Se le stime del numero degli avvisi dovesse essere confermata in circa 3000, oltre ai disagi recati alla popolazione, si deve tenere conto anche delle spese di spedizione tramite raccomandata A/R che ammonterebbero a più di 20mila euro!

"20mila euro di spese postali per inviare ai cittadini richieste di pagamenti non dovuti, quando non ci sono neanche i soldi per rattoppare le buche, sono un vero e proprio schiaffo alla comunità mendicinese! Per questo motivo, oltre a presentare immediatamente una interrogazione al sindaco ed all'assessore al ramo, stiamo prendendo in considerazione l'ipotesi di presentare una denuncia alla Procura della Corte dei Conti per danno erariale!"

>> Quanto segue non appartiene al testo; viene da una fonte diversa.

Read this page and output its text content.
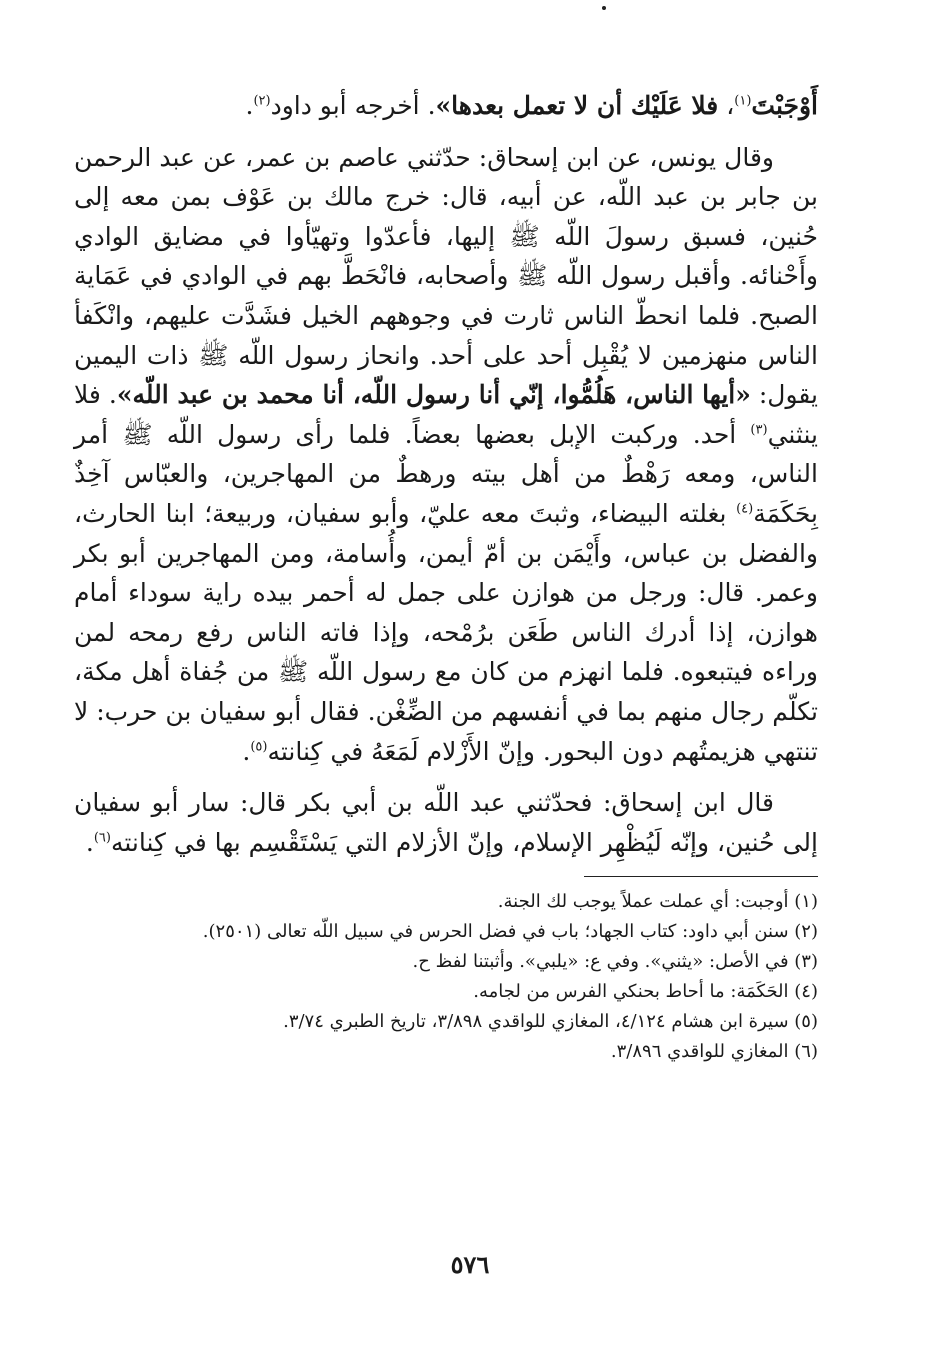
أَوْجَبْتَ$^{(١)}$، فلا عَلَيْك أن لا تعمل بعدها». أخرجه أبو داود$^{(٢)}$.

وقال يونس، عن ابن إسحاق: حدّثني عاصم بن عمر، عن عبد الرحمن بن جابر بن عبد اللّه، عن أبيه، قال: خرج مالك بن عَوْف بمن معه إلى حُنين، فسبق رسولَ اللّه ﷺ إليها، فأعدّوا وتهيّأوا في مضايق الوادي وأَحْنائه. وأقبل رسول اللّه ﷺ وأصحابه، فانْحَطَّ بهم في الوادي في عَمَاية الصبح. فلما انحطّ الناس ثارت في وجوههم الخيل فشَدَّت عليهم، وانْكَفأ الناس منهزمين لا يُقْبِل أحد على أحد. وانحاز رسول اللّه ﷺ ذات اليمين يقول: «أيها الناس، هَلُمُّوا، إنّي أنا رسول اللّه، أنا محمد بن عبد اللّه». فلا ينثني$^{(٣)}$ أحد. وركبت الإبل بعضها بعضاً. فلما رأى رسول اللّه ﷺ أمر الناس، ومعه رَهْطٌ من أهل بيته ورهطٌ من المهاجرين، والعبّاس آخِذٌ بِحَكَمَة$^{(٤)}$ بغلته البيضاء، وثبتَ معه عليّ، وأبو سفيان، وربيعة؛ ابنا الحارث، والفضل بن عباس، وأَيْمَن بن أمّ أيمن، وأُسامة، ومن المهاجرين أبو بكر وعمر. قال: ورجل من هوازن على جمل له أحمر بيده راية سوداء أمام هوازن، إذا أدرك الناس طَعَن برُمْحه، وإذا فاته الناس رفع رمحه لمن وراءه فيتبعوه. فلما انهزم من كان مع رسول اللّه ﷺ من جُفاة أهل مكة، تكلّم رجال منهم بما في أنفسهم من الضِّغْن. فقال أبو سفيان بن حرب: لا تنتهي هزيمتُهم دون البحور. وإنّ الأَزْلام لَمَعَهُ في كِنانته$^{(٥)}$.

قال ابن إسحاق: فحدّثني عبد اللّه بن أبي بكر قال: سار أبو سفيان إلى حُنين، وإنّه لَيُظْهِر الإسلام، وإنّ الأزلام التي يَسْتَقْسِم بها في كِنانته$^{(٦)}$.

(١) أوجبت: أي عملت عملاً يوجب لك الجنة.
(٢) سنن أبي داود: كتاب الجهاد؛ باب في فضل الحرس في سبيل اللّه تعالى (٢٥٠١).
(٣) في الأصل: «يثني». وفي ع: «يلبي». وأثبتنا لفظ ح.
(٤) الحَكَمَة: ما أحاط بحنكي الفرس من لجامه.
(٥) سيرة ابن هشام ٤/١٢٤، المغازي للواقدي ٣/٨٩٨، تاريخ الطبري ٣/٧٤.
(٦) المغازي للواقدي ٣/٨٩٦.
٥٧٦
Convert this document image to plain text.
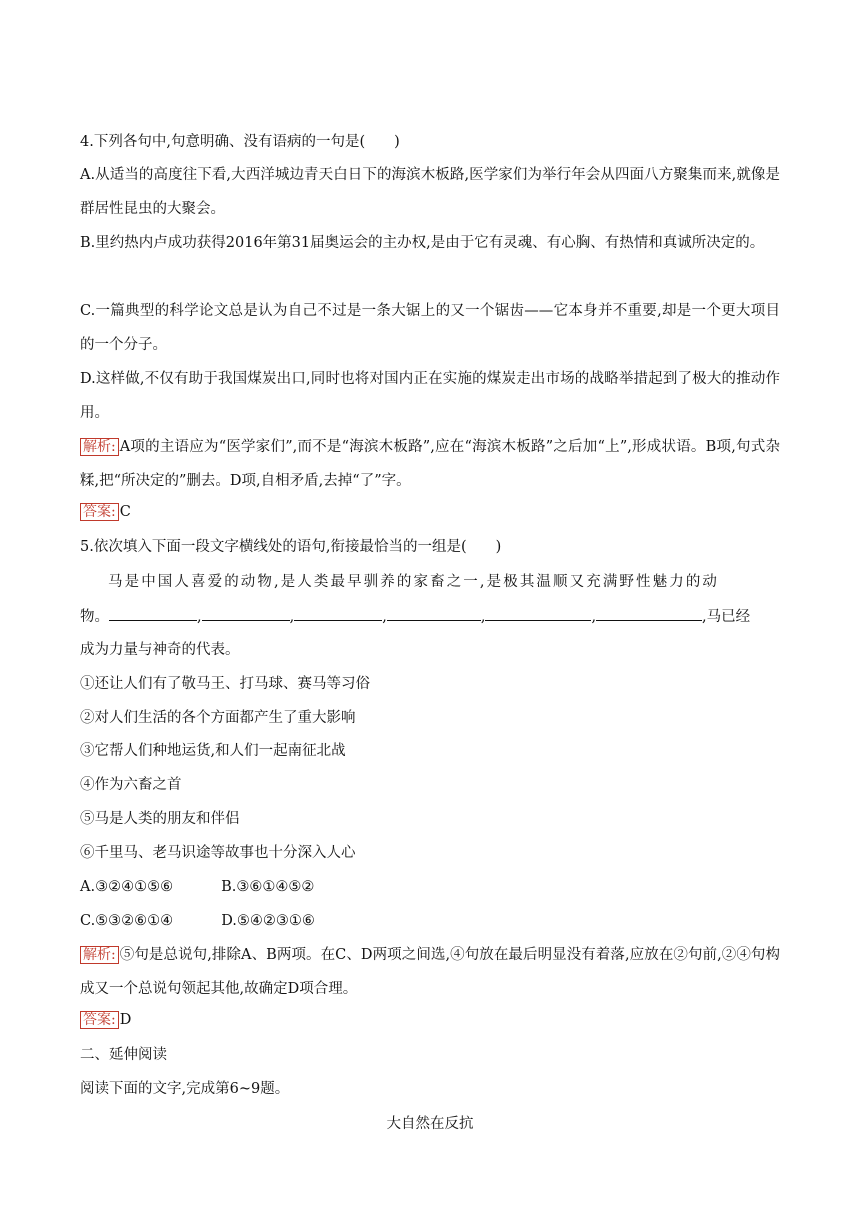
4.下列各句中,句意明确、没有语病的一句是(　　)
A.从适当的高度往下看,大西洋城边青天白日下的海滨木板路,医学家们为举行年会从四面八方聚集而来,就像是群居性昆虫的大聚会。
B.里约热内卢成功获得2016年第31届奥运会的主办权,是由于它有灵魂、有心胸、有热情和真诚所决定的。
C.一篇典型的科学论文总是认为自己不过是一条大锯上的又一个锯齿——它本身并不重要,却是一个更大项目的一个分子。
D.这样做,不仅有助于我国煤炭出口,同时也将对国内正在实施的煤炭走出市场的战略举措起到了极大的推动作用。
解析: A项的主语应为“医学家们”,而不是“海滨木板路”,应在“海滨木板路”之后加“上”,形成状语。B项,句式杂糅,把“所决定的”删去。D项,自相矛盾,去掉“了”字。
答案: C
5.依次填入下面一段文字横线处的语句,衔接最恰当的一组是(　　)
马是中国人喜爱的动物,是人类最早驯养的家畜之一,是极其温顺又充满野性魅力的动
物。	,	,	,	,	,	,马已经
成为力量与神奇的代表。
①还让人们有了敬马王、打马球、赛马等习俗
②对人们生活的各个方面都产生了重大影响
③它帮人们种地运货,和人们一起南征北战
④作为六畜之首
⑤马是人类的朋友和伴侣
⑥千里马、老马识途等故事也十分深入人心
A.③②④①⑤⑥	B.③⑥①④⑤②
C.⑤③②⑥①④	D.⑤④②③①⑥
解析: ⑤句是总说句,排除A、B两项。在C、D两项之间选,④句放在最后明显没有着落,应放在②句前,②④句构成又一个总说句领起其他,故确定D项合理。
答案: D
二、延伸阅读
阅读下面的文字,完成第6~9题。
大自然在反抗
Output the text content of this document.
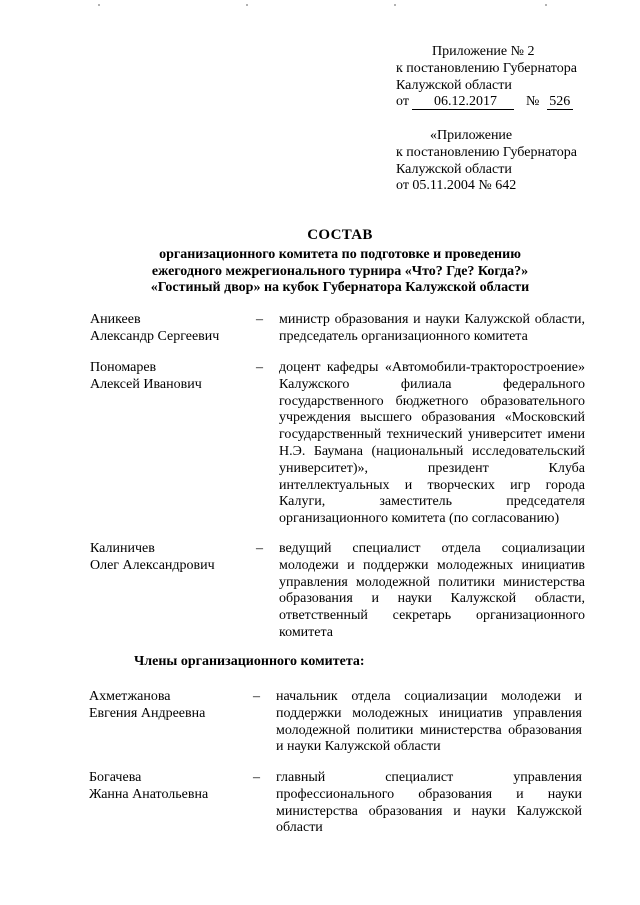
Приложение № 2
к постановлению Губернатора
Калужской области
от 06.12.2017 № 526
«Приложение
к постановлению Губернатора
Калужской области
от 05.11.2004 № 642
СОСТАВ
организационного комитета по подготовке и проведению
ежегодного межрегионального турнира «Что? Где? Когда?»
«Гостиный двор» на кубок Губернатора Калужской области
Аникеев
Александр Сергеевич
– министр образования и науки Калужской области, председатель организационного комитета
Пономарев
Алексей Иванович
– доцент кафедры «Автомобили-тракторостроение» Калужского филиала федерального государственного бюджетного образовательного учреждения высшего образования «Московский государственный технический университет имени Н.Э. Баумана (национальный исследовательский университет)», президент Клуба интеллектуальных и творческих игр города Калуги, заместитель председателя организационного комитета (по согласованию)
Калиничев
Олег Александрович
– ведущий специалист отдела социализации молодежи и поддержки молодежных инициатив управления молодежной политики министерства образования и науки Калужской области, ответственный секретарь организационного комитета
Члены организационного комитета:
Ахметжанова
Евгения Андреевна
– начальник отдела социализации молодежи и поддержки молодежных инициатив управления молодежной политики министерства образования и науки Калужской области
Богачева
Жанна Анатольевна
– главный специалист управления профессионального образования и науки министерства образования и науки Калужской области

Fino ad ora, né sindaco, né esponenti del nuovo gruppo di maggioranza Orizzonti Futuri per Mendicino si sono degnati di rilasciare ai cittadini una dichiarazione su tale vergognosa vicenda delle cartelle pazze. Solo il vice sindaco (che è anche assessore ai tributi) Angelo Greco, nella giornata di ieri, ha pubblicato su facebook un messaggio di scuse per i disguidi!

"A noi non bastano le scuse del vice sindaco – concludono i consiglieri Gervasi, Reda, Vena e Argento – pretendiamo che vengano sospesi tutti gli accertamenti e che venga fatta al più presto chiarezza. Inoltre, vista la pandemia in corso, chiediamo che sia consentito ai cittadini di trasmettere le ricevute di pagamento anche attraverso una semplice mail, di modo che si faccia a meno di portarli di persona e si eviti, di conseguenza, che possano aumentare i contagi covid, peraltro già drammaticamente elevati nel nostro comune. MA SOPRATTUTTO, CHIEDIAMO ANCORA UNA VOLTA LE DIMISSIONI DI QUESTA SCIAGURATA GIUNTA, PALESEMENTE INCAPACE E NON ALL'ALTEZZA DI AMMINISTRARE LA CITTÀ DI MENDICINO!"